Por paradoxal que pareça, os anos da ditadura foram época de vacas gordas para a cobertura jornalística na Amazônia. O governo militar promovia então a maior empreitada de abertura de fronteiras da história do Brasil. Eram longas estradas, assentamento de colonos, venda de grandes lotes de terras, mineração, início da construção de hidrelétricas, novas cidades – e desmatamento, muito desmatamento, muita confusão, o caos.

Felizmente eu estava em O Estado de S. Paulo, que se tornaria a principal fonte de informações sobre a história da ocupação recente – e definitiva – da Amazônia. Raul Martins Bastos e eu montamos uma rede de bons correspondentes por toda região.

O jornal topava custear todas as viagens que se propunha. E não precioso esperar o tempo passar quando espocava um conflito: logo estava no local, podendo permanecer ali os dias que fossem necessários para ter um desfecho do acontecimento.

Com meus contatos no governo, principalmente nos setores tecnocrata e militar, pude avaliar o seu grau de carência de informações. A Amazônia lhes era um tema muito caro, uma causa. Mas as decisões eram tomadas em circuito fechado e os negócios montados por grupos exclusivistas.

Esses servidores precisavam de um canal de divulgação. Mesmo sendo partes integrantes do governo, estavam excluídos do centro do poder. Por isso, davam sua aprovação a uma margem maior de liberdade da imprensa em temas amazônicos. Matérias extremamente críticas e denúncias graves escapavam à tesoura do censor, feroz em relação a outros assuntos, especialmente os políticos e os econômicos da gente de colarinho branco.

O sociólogo Fernando Henrique Cardoso usou e abusou das reportagens do Estadão no seu livro de 1977 sobre a expansão do capitalismo na fronteira amazônica. Praticamente se limitou a salpicar teoria sociológica sobre fatos extraídos do jornalismo, método abominado pelos acadêmicos de hoje (o que tem alguma coisa a ver com suas teorias metafísicas).

Gente poderosa em Brasília se irritava com as matérias do Estadão porque elas eram bem escritas e competentemente apuradas. Não só – nem principalmente – em fontes secundárias. Era porque o repórter ia ao teatro dos acontecimentos, conversando com os atores, observando o cenário específico. O material era muito rico. Mas nem sempre tinha consequências.

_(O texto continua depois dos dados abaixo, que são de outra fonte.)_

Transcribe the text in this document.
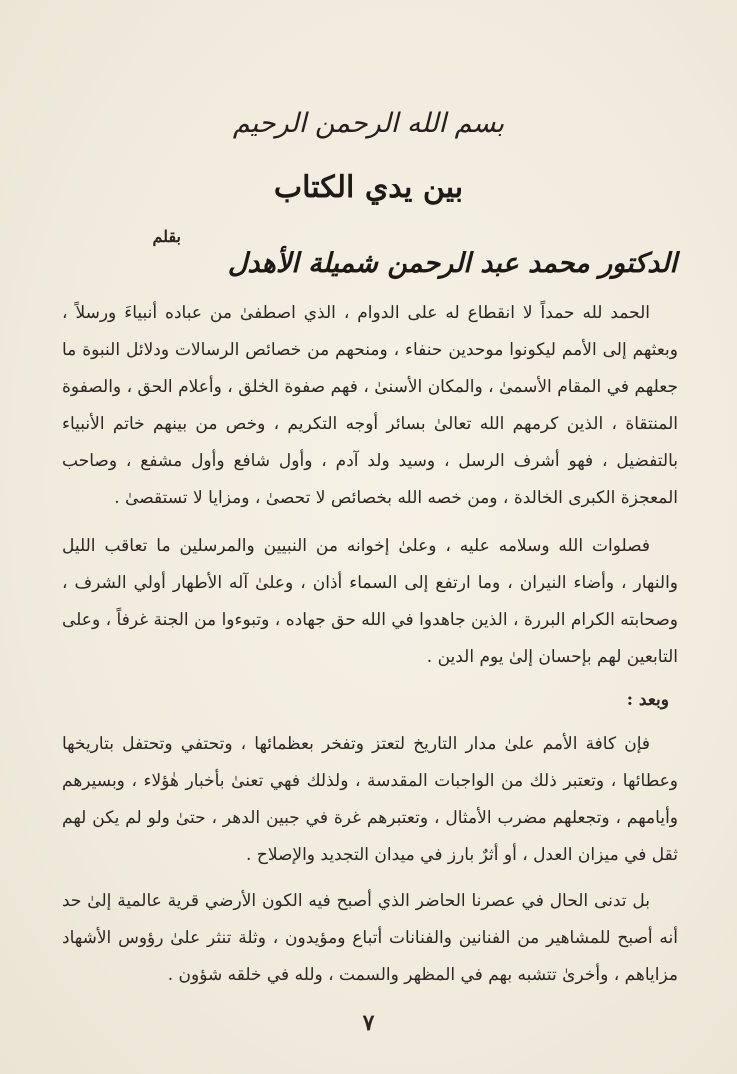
بسم الله الرحمن الرحيم
بين يدي الكتاب
بقلم
الدكتور محمد عبد الرحمن شميلة الأهدل
الحمد لله حمداً لا انقطاع له على الدوام ، الذي اصطفىٰ من عباده أنبياءَ ورسلاً ، وبعثهم إلى الأمم ليكونوا موحدين حنفاء ، ومنحهم من خصائص الرسالات ودلائل النبوة ما جعلهم في المقام الأسمىٰ ، والمكان الأسنىٰ ، فهم صفوة الخلق ، وأعلام الحق ، والصفوة المنتقاة ، الذين كرمهم الله تعالىٰ بسائر أوجه التكريم ، وخص من بينهم خاتم الأنبياء بالتفضيل ، فهو أشرف الرسل ، وسيد ولد آدم ، وأول شافع وأول مشفع ، وصاحب المعجزة الكبرى الخالدة ، ومن خصه الله بخصائص لا تحصىٰ ، ومزايا لا تستقصىٰ .
فصلوات الله وسلامه عليه ، وعلىٰ إخوانه من النبيين والمرسلين ما تعاقب الليل والنهار ، وأضاء النيران ، وما ارتفع إلى السماء أذان ، وعلىٰ آله الأطهار أولي الشرف ، وصحابته الكرام البررة ، الذين جاهدوا في الله حق جهاده ، وتبوءوا من الجنة غرفاً ، وعلى التابعين لهم بإحسان إلىٰ يوم الدين .
وبعد :
فإن كافة الأمم علىٰ مدار التاريخ لتعتز وتفخر بعظمائها ، وتحتفي وتحتفل بتاريخها وعطائها ، وتعتبر ذلك من الواجبات المقدسة ، ولذلك فهي تعنىٰ بأخبار هٰؤلاء ، وبسيرهم وأيامهم ، وتجعلهم مضرب الأمثال ، وتعتبرهم غرة في جبين الدهر ، حتىٰ ولو لم يكن لهم ثقل في ميزان العدل ، أو أثرٌ بارز في ميدان التجديد والإصلاح .
بل تدنى الحال في عصرنا الحاضر الذي أصبح فيه الكون الأرضي قرية عالمية إلىٰ حد أنه أصبح للمشاهير من الفنانين والفنانات أتباع ومؤيدون ، وثلة تنثر علىٰ رؤوس الأشهاد مزاياهم ، وأخرىٰ تتشبه بهم في المظهر والسمت ، ولله في خلقه شؤون .
٧
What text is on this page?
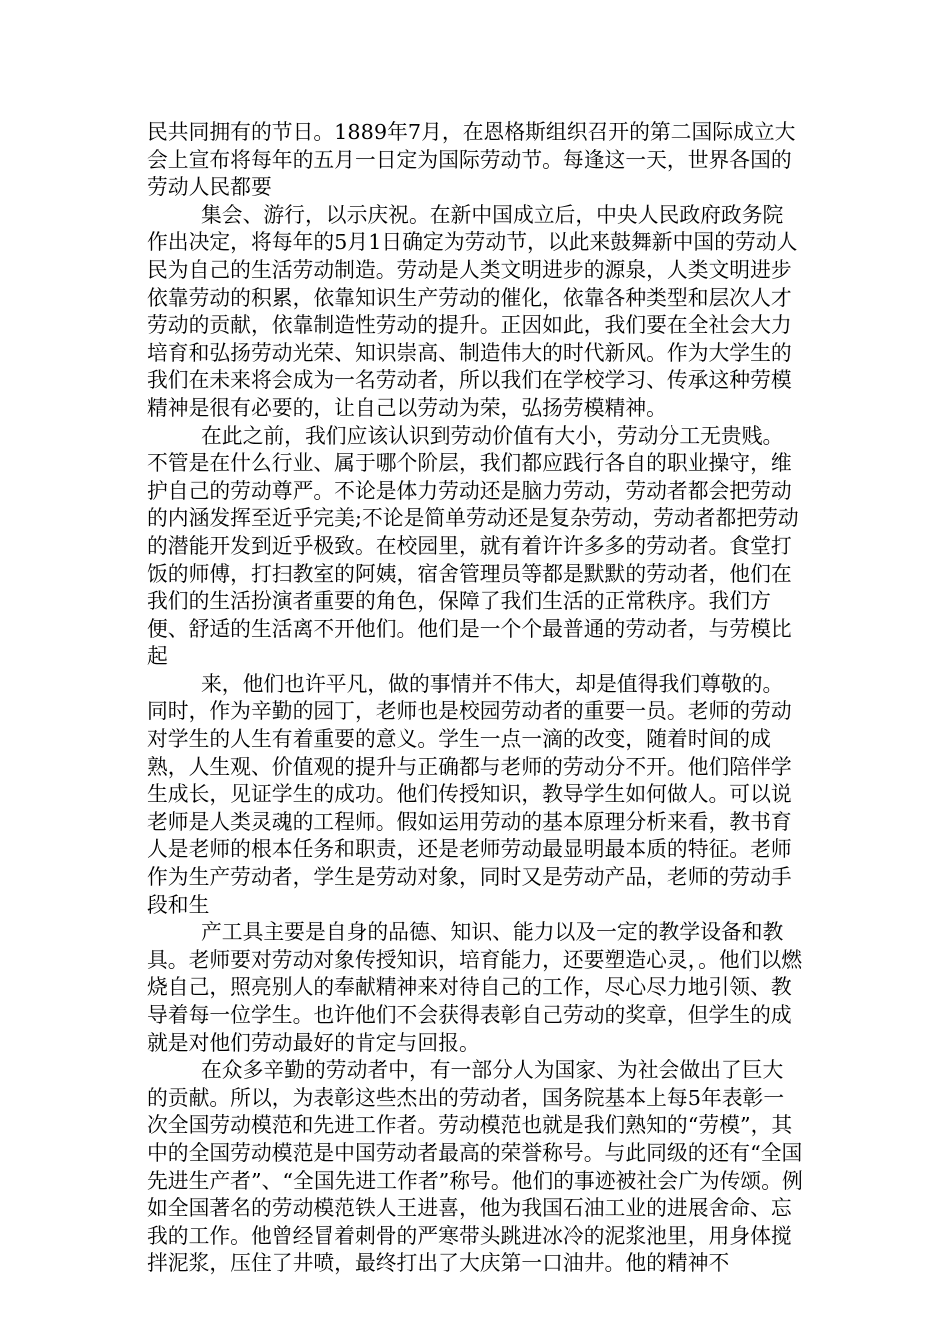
民共同拥有的节日。1889年7月，在恩格斯组织召开的第二国际成立大会上宣布将每年的五月一日定为国际劳动节。每逢这一天，世界各国的劳动人民都要

集会、游行，以示庆祝。在新中国成立后，中央人民政府政务院作出决定，将每年的5月1日确定为劳动节，以此来鼓舞新中国的劳动人民为自己的生活劳动制造。劳动是人类文明进步的源泉，人类文明进步依靠劳动的积累，依靠知识生产劳动的催化，依靠各种类型和层次人才劳动的贡献，依靠制造性劳动的提升。正因如此，我们要在全社会大力培育和弘扬劳动光荣、知识崇高、制造伟大的时代新风。作为大学生的我们在未来将会成为一名劳动者，所以我们在学校学习、传承这种劳模精神是很有必要的，让自己以劳动为荣，弘扬劳模精神。

在此之前，我们应该认识到劳动价值有大小，劳动分工无贵贱。不管是在什么行业、属于哪个阶层，我们都应践行各自的职业操守，维护自己的劳动尊严。不论是体力劳动还是脑力劳动，劳动者都会把劳动的内涵发挥至近乎完美;不论是简单劳动还是复杂劳动，劳动者都把劳动的潜能开发到近乎极致。在校园里，就有着许许多多的劳动者。食堂打饭的师傅，打扫教室的阿姨，宿舍管理员等都是默默的劳动者，他们在我们的生活扮演者重要的角色，保障了我们生活的正常秩序。我们方便、舒适的生活离不开他们。他们是一个个最普通的劳动者，与劳模比起

来，他们也许平凡，做的事情并不伟大，却是值得我们尊敬的。同时，作为辛勤的园丁，老师也是校园劳动者的重要一员。老师的劳动对学生的人生有着重要的意义。学生一点一滴的改变，随着时间的成熟，人生观、价值观的提升与正确都与老师的劳动分不开。他们陪伴学生成长，见证学生的成功。他们传授知识，教导学生如何做人。可以说老师是人类灵魂的工程师。假如运用劳动的基本原理分析来看，教书育人是老师的根本任务和职责，还是老师劳动最显明最本质的特征。老师作为生产劳动者，学生是劳动对象，同时又是劳动产品，老师的劳动手段和生

产工具主要是自身的品德、知识、能力以及一定的教学设备和教具。老师要对劳动对象传授知识，培育能力，还要塑造心灵，。他们以燃烧自己，照亮别人的奉献精神来对待自己的工作，尽心尽力地引领、教导着每一位学生。也许他们不会获得表彰自己劳动的奖章，但学生的成就是对他们劳动最好的肯定与回报。

在众多辛勤的劳动者中，有一部分人为国家、为社会做出了巨大的贡献。所以，为表彰这些杰出的劳动者，国务院基本上每5年表彰一次全国劳动模范和先进工作者。劳动模范也就是我们熟知的“劳模”，其中的全国劳动模范是中国劳动者最高的荣誉称号。与此同级的还有“全国先进生产者”、“全国先进工作者”称号。他们的事迹被社会广为传颂。例如全国著名的劳动模范铁人王进喜，他为我国石油工业的进展舍命、忘我的工作。他曾经冒着刺骨的严寒带头跳进冰冷的泥浆池里，用身体搅拌泥浆，压住了井喷，最终打出了大庆第一口油井。他的精神不
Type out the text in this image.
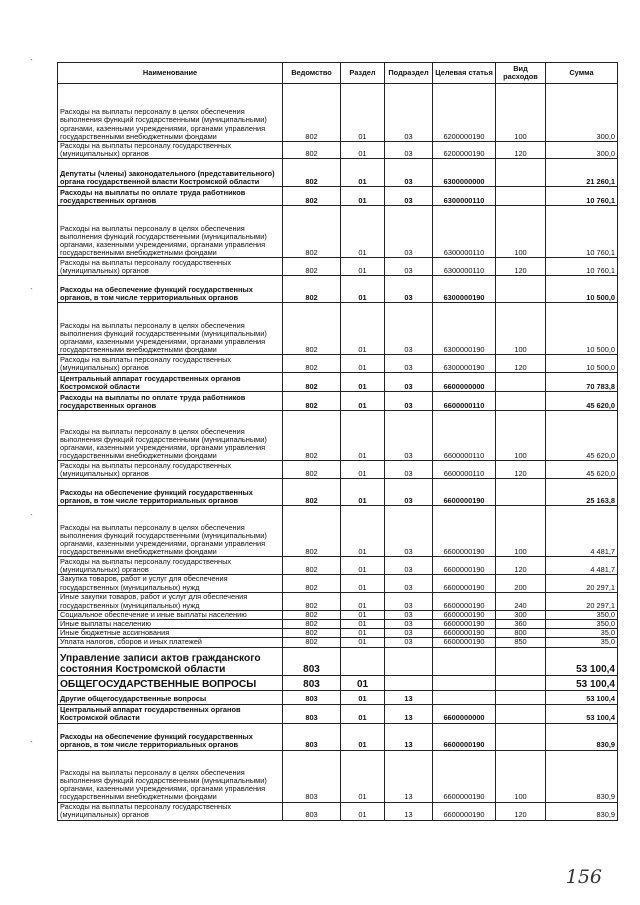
Наименование	Ведомство	Раздел	Подраздел	Целевая статья	Вид расходов	Сумма
Расходы на выплаты персоналу в целях обеспечения выполнения функций государственными (муниципальными) органами, казенными учреждениями, органами управления государственными внебюджетными фондами	802	01	03	6200000190	100	300,0
Расходы на выплаты персоналу государственных (муниципальных) органов	802	01	03	6200000190	120	300,0
Депутаты (члены) законодательного (представительного) органа государственной власти Костромской области	802	01	03	6300000000		21 260,1
Расходы на выплаты по оплате труда работников государственных органов	802	01	03	6300000110		10 760,1
Расходы на выплаты персоналу в целях обеспечения выполнения функций государственными (муниципальными) органами, казенными учреждениями, органами управления государственными внебюджетными фондами	802	01	03	6300000110	100	10 760,1
Расходы на выплаты персоналу государственных (муниципальных) органов	802	01	03	6300000110	120	10 760,1
Расходы на обеспечение функций государственных органов, в том числе территориальных органов	802	01	03	6300000190		10 500,0
Расходы на выплаты персоналу в целях обеспечения выполнения функций государственными (муниципальными) органами, казенными учреждениями, органами управления государственными внебюджетными фондами	802	01	03	6300000190	100	10 500,0
Расходы на выплаты персоналу государственных (муниципальных) органов	802	01	03	6300000190	120	10 500,0
Центральный аппарат государственных органов Костромской области	802	01	03	6600000000		70 783,8
Расходы на выплаты по оплате труда работников государственных органов	802	01	03	6600000110		45 620,0
Расходы на выплаты персоналу в целях обеспечения выполнения функций государственными (муниципальными) органами, казенными учреждениями, органами управления государственными внебюджетными фондами	802	01	03	6600000110	100	45 620,0
Расходы на выплаты персоналу государственных (муниципальных) органов	802	01	03	6600000110	120	45 620,0
Расходы на обеспечение функций государственных органов, в том числе территориальных органов	802	01	03	6600000190		25 163,8
Расходы на выплаты персоналу в целях обеспечения выполнения функций государственными (муниципальными) органами, казенными учреждениями, органами управления государственными внебюджетными фондами	802	01	03	6600000190	100	4 481,7
Расходы на выплаты персоналу государственных (муниципальных) органов	802	01	03	6600000190	120	4 481,7
Закупка товаров, работ и услуг для обеспечения государственных (муниципальных) нужд	802	01	03	6600000190	200	20 297,1
Иные закупки товаров, работ и услуг для обеспечения государственных (муниципальных) нужд	802	01	03	6600000190	240	20 297,1
Социальное обеспечение и иные выплаты населению	802	01	03	6600000190	300	350,0
Иные выплаты населению	802	01	03	6600000190	360	350,0
Иные бюджетные ассигнования	802	01	03	6600000190	800	35,0
Уплата налогов, сборов и иных платежей	802	01	03	6600000190	850	35,0
Управление записи актов гражданского состояния Костромской области	803					53 100,4
ОБЩЕГОСУДАРСТВЕННЫЕ ВОПРОСЫ	803	01				53 100,4
Другие общегосударственные вопросы	803	01	13			53 100,4
Центральный аппарат государственных органов Костромской области	803	01	13	6600000000		53 100,4
Расходы на обеспечение функций государственных органов, в том числе территориальных органов	803	01	13	6600000190		830,9
Расходы на выплаты персоналу в целях обеспечения выполнения функций государственными (муниципальными) органами, казенными учреждениями, органами управления государственными внебюджетными фондами	803	01	13	6600000190	100	830,9
Расходы на выплаты персоналу государственных (муниципальных) органов	803	01	13	6600000190	120	830,9
156
`
`
`
`
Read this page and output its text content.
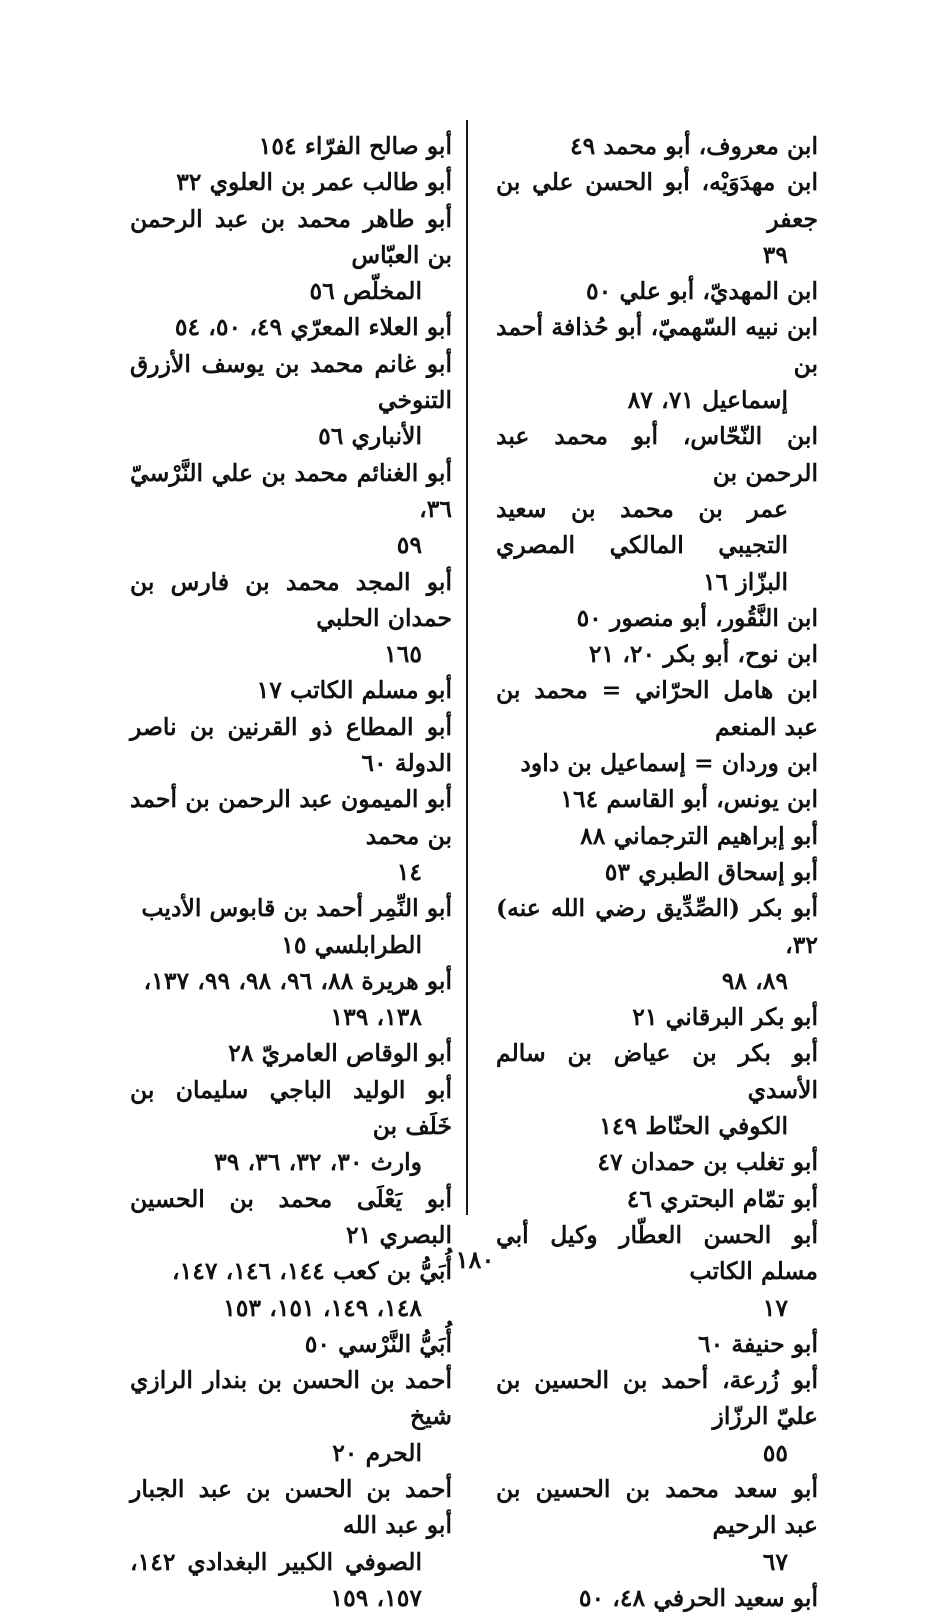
ابن معروف، أبو محمد ٤٩

ابن مهدَوَيْه، أبو الحسن علي بن جعفر
٣٩

ابن المهديّ، أبو علي ٥٠

ابن نبيه السّهميّ، أبو حُذافة أحمد بن
إسماعيل ٧١، ٨٧

ابن النّحّاس، أبو محمد عبد الرحمن بن
عمر بن محمد بن سعيد التجيبي المالكي المصري البزّاز ١٦

ابن النَّقُور، أبو منصور ٥٠

ابن نوح، أبو بكر ٢٠، ٢١

ابن هامل الحرّاني = محمد بن عبد المنعم

ابن وردان = إسماعيل بن داود

ابن يونس، أبو القاسم ١٦٤

أبو إبراهيم الترجماني ٨٨

أبو إسحاق الطبري ٥٣

أبو بكر (الصِّدِّيق رضي الله عنه) ٣٢،
٨٩، ٩٨

أبو بكر البرقاني ٢١

أبو بكر بن عياض بن سالم الأسدي
الكوفي الحنّاط ١٤٩

أبو تغلب بن حمدان ٤٧

أبو تمّام البحتري ٤٦

أبو الحسن العطّار وكيل أبي مسلم الكاتب
١٧

أبو حنيفة ٦٠

أبو زُرعة، أحمد بن الحسين بن عليّ الرزّاز
٥٥

أبو سعد محمد بن الحسين بن عبد الرحيم
٦٧

أبو سعيد الحرفي ٤٨، ٥٠

أبو صالح الفرّاء ١٥٤

أبو طالب عمر بن العلوي ٣٢

أبو طاهر محمد بن عبد الرحمن بن العبّاس
المخلّص ٥٦

أبو العلاء المعرّي ٤٩، ٥٠، ٥٤

أبو غانم محمد بن يوسف الأزرق التنوخي
الأنباري ٥٦

أبو الغنائم محمد بن علي النَّرْسيّ ٣٦،
٥٩

أبو المجد محمد بن فارس بن حمدان الحلبي
١٦٥

أبو مسلم الكاتب ١٧

أبو المطاع ذو القرنين بن ناصر الدولة ٦٠

أبو الميمون عبد الرحمن بن أحمد بن محمد
١٤

أبو النِّمِر أحمد بن قابوس الأديب
الطرابلسي ١٥

أبو هريرة ٨٨، ٩٦، ٩٨، ٩٩، ١٣٧،
١٣٨، ١٣٩

أبو الوقاص العامريّ ٢٨

أبو الوليد الباجي سليمان بن خَلَف بن
وارث ٣٠، ٣٢، ٣٦، ٣٩

أبو يَعْلَى محمد بن الحسين البصري ٢١

أُبَيُّ بن كعب ١٤٤، ١٤٦، ١٤٧،
١٤٨، ١٤٩، ١٥١، ١٥٣

أُبَيُّ النَّرْسي ٥٠

أحمد بن الحسن بن بندار الرازي شيخ
الحرم ٢٠

أحمد بن الحسن بن عبد الجبار أبو عبد الله
الصوفي الكبير البغدادي ١٤٢، ١٥٧، ١٥٩

١٨٠
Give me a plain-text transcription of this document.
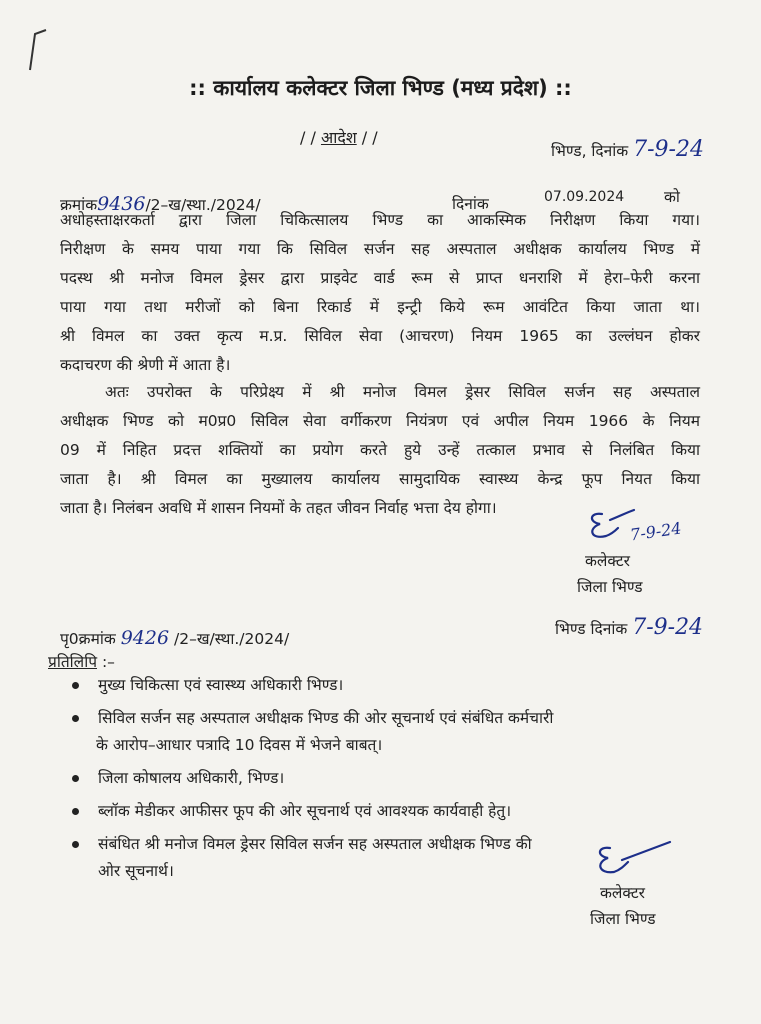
:: कार्यालय कलेक्टर जिला भिण्ड (मध्य प्रदेश) ::
/ / आदेश / /
भिण्ड, दिनांक 7-9-24
क्रमांक9436/2–ख/स्था./2024/	दिनांक	07.09.2024	को
अधोहस्ताक्षरकर्ता द्वारा जिला चिकित्सालय भिण्ड का आकस्मिक निरीक्षण किया गया।
निरीक्षण के समय पाया गया कि सिविल सर्जन सह अस्पताल अधीक्षक कार्यालय भिण्ड में
पदस्थ श्री मनोज विमल ड्रेसर द्वारा प्राइवेट वार्ड रूम से प्राप्त धनराशि में हेरा–फेरी करना
पाया गया तथा मरीजों को बिना रिकार्ड में इन्ट्री किये रूम आवंटित किया जाता था।
श्री विमल का उक्त कृत्य म.प्र. सिविल सेवा (आचरण) नियम 1965 का उल्लंघन होकर
कदाचरण की श्रेणी में आता है।
अतः उपरोक्त के परिप्रेक्ष्य में श्री मनोज विमल ड्रेसर सिविल सर्जन सह अस्पताल
अधीक्षक भिण्ड को म0प्र0 सिविल सेवा वर्गीकरण नियंत्रण एवं अपील नियम 1966 के नियम
09 में निहित प्रदत्त शक्तियों का प्रयोग करते हुये उन्हें तत्काल प्रभाव से निलंबित किया
जाता है। श्री विमल का मुख्यालय कार्यालय सामुदायिक स्वास्थ्य केन्द्र फूप नियत किया
जाता है। निलंबन अवधि में शासन नियमों के तहत जीवन निर्वाह भत्ता देय होगा।
7-9-24
कलेक्टर
जिला भिण्ड
पृ0क्रमांक 9426 /2–ख/स्था./2024/
भिण्ड दिनांक 7-9-24
प्रतिलिपि :–
मुख्य चिकित्सा एवं स्वास्थ्य अधिकारी भिण्ड।
सिविल सर्जन सह अस्पताल अधीक्षक भिण्ड की ओर सूचनार्थ एवं संबंधित कर्मचारी
के आरोप–आधार पत्रादि 10 दिवस में भेजने बाबत्।
जिला कोषालय अधिकारी, भिण्ड।
ब्लॉक मेडीकर आफीसर फूप की ओर सूचनार्थ एवं आवश्यक कार्यवाही हेतु।
संबंधित श्री मनोज विमल ड्रेसर सिविल सर्जन सह अस्पताल अधीक्षक भिण्ड की
ओर सूचनार्थ।
कलेक्टर
जिला भिण्ड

O autor do “milagre” brasileiro do regime militar, o superministro Delfim Netto (super-assessor de Lula e Dilma, nos bastidores), carimbou a (anti)ética da ocupação: era o momento de deixar o bandido se instalar na fronteira para amansar a terra da forma mais rápida e firme. O mocinho viria, um dia – se viesse. Sangue, morte, tiros, portanto, estavam liberados.

Daí que os conflitos estouravam, causavam mortes, davam prejuízo, se tornavam humanamente insuportáveis, mas Brasília não se mexia, São Paulo não estava nem aí, o Rio de Janeiro ia para a praia. Eles (os bugres primitivos) são selvagens. Eles que se matem, se esfolem e se acalmem – era a filosofia do “se o estupro é inevitável, relaxe e aproveite”.

Estas reflexões e reminiscências me veem a propósito do que está acontecendo neste momento na BR-230, a famosa Transamazônica (ou Transamargura, na sofrida ironia nativa).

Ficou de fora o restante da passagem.